On the nexus between the problem of poverty in Africa and fragility of democracy on the continent, President Tinubu admonished the United States to work with Nigeria to protect the government of the people.

He also urged the Assistant Secretary of State to impress on his home government the urgency of responding to the needs of Nigeria.

“Our democracy needs protection like all other democracies in the world. We cherish our partnership with the US. My concern is whether United States is giving us enough as much as we need.

“The US should not make us hungry to the point we will have to eat the dinner of our enemy,” said the President.

He noted that Nigeria needs the funding support to help her drive and accelerate her energy diversification saying “There are bottlenecks that must be unbottled in terms of how the US bureaucracy responds to our needs. Help must be given when it is needed.”

“We are ready to learn and develop to join 21st century economy. Please take it home that we need help and very quickly too. I am honoured with your recognition of the baby steps we have taken so far. I want to assure you that Nigeria will honour her obligations on climate change and renewables,” the President added.

Ambassador Praytt in his remarks extolled the bold economic initiatives already taken by Tinubu with respect to fuel subsidy removal and unification of multiple foreign exchange rates.

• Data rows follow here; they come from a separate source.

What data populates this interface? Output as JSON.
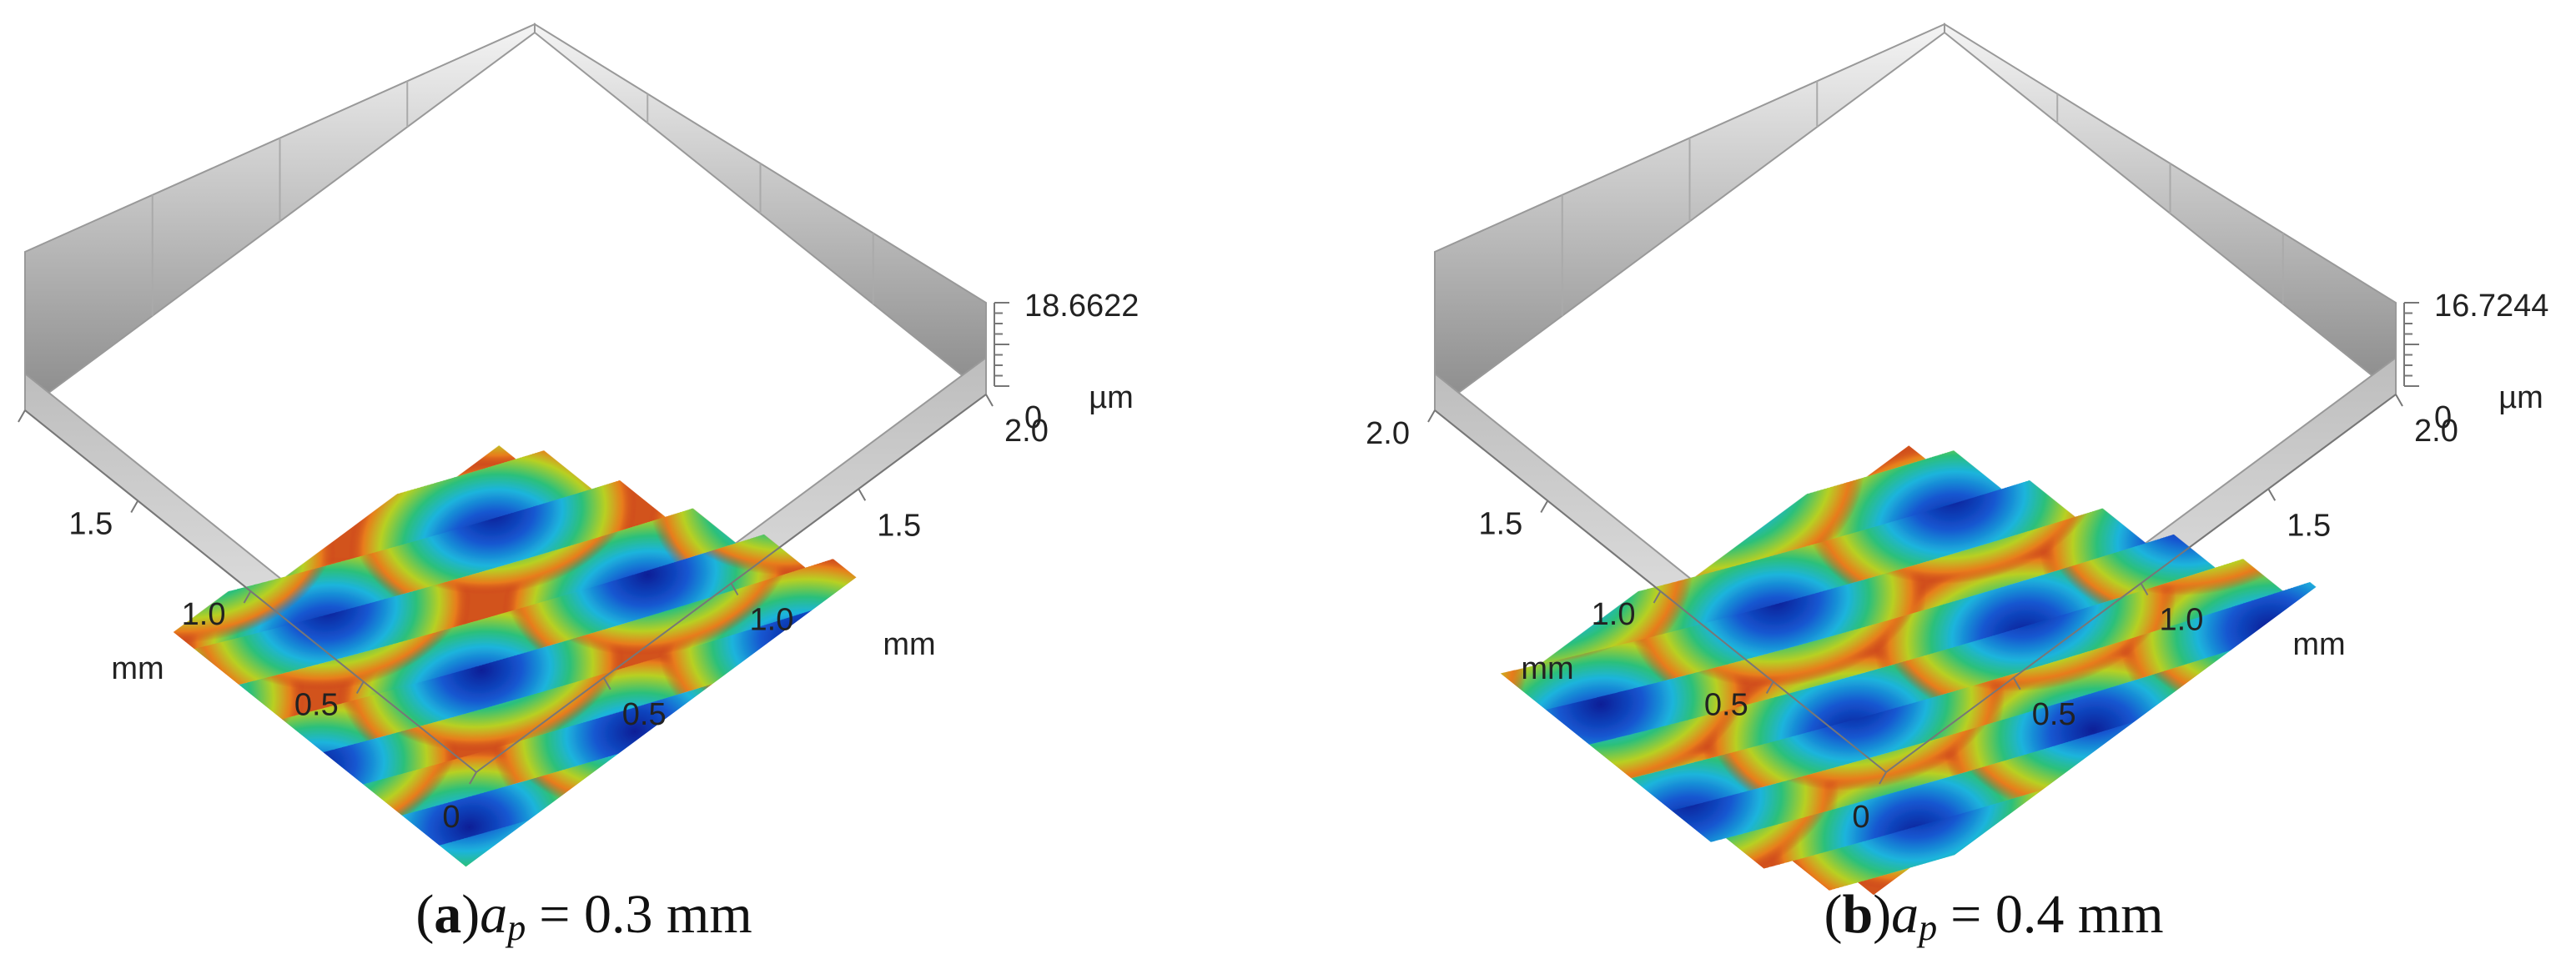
{
  "panels": [
    {
      "x_axis": {
        "ticks": [
          "0.5",
          "1.0",
          "1.5",
          "2.0"
        ],
        "unit": "mm"
      },
      "y_axis": {
        "ticks": [
          "0",
          "0.5",
          "1.0",
          "1.5",
          "2.0"
        ],
        "unit": "mm"
      },
      "z_axis": {
        "ticks": [
          "0",
          "18.6622"
        ],
        "unit": "µm"
      },
      "caption": {
        "parts": [
          "(",
          "a",
          ")",
          "a",
          "p",
          "= 0.3 mm"
        ]
      }
    },
    {
      "x_axis": {
        "ticks": [
          "0.5",
          "1.0",
          "1.5",
          "2.0"
        ],
        "unit": "mm"
      },
      "y_axis": {
        "ticks": [
          "0",
          "0.5",
          "1.0",
          "1.5",
          "2.0"
        ],
        "unit": "mm"
      },
      "z_axis": {
        "ticks": [
          "0",
          "16.7244"
        ],
        "unit": "µm"
      },
      "caption": {
        "parts": [
          "(",
          "b",
          ")",
          "a",
          "p",
          "= 0.4 mm"
        ]
      }
    }
  ]
}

He said he was in the country partly to inform the President that President Joe Biden is in support of the steps taken so far by Nigeria to reduce the impact of fossil fuel.

“We are opening a new page in US relations with Nigeria.  Nigeria is taking important steps in growing the renewable energy to meet the need of her citizens.

“We are very happy with our work with NNPCL and your team. Your new Special Adviser on Energy is already doing very well,” the US Envoy said.

Earlier in his introductory remarks, Group Managing Director of NNPC Limited, Mele Kyari, told the President that the Energy Industry in Nigeria had been engaging the US Department of Energy on the energy transition.

Kyari acknowledged the support the Nigerian government received from the US Department of Energy to develop the Petroleum Industry Act.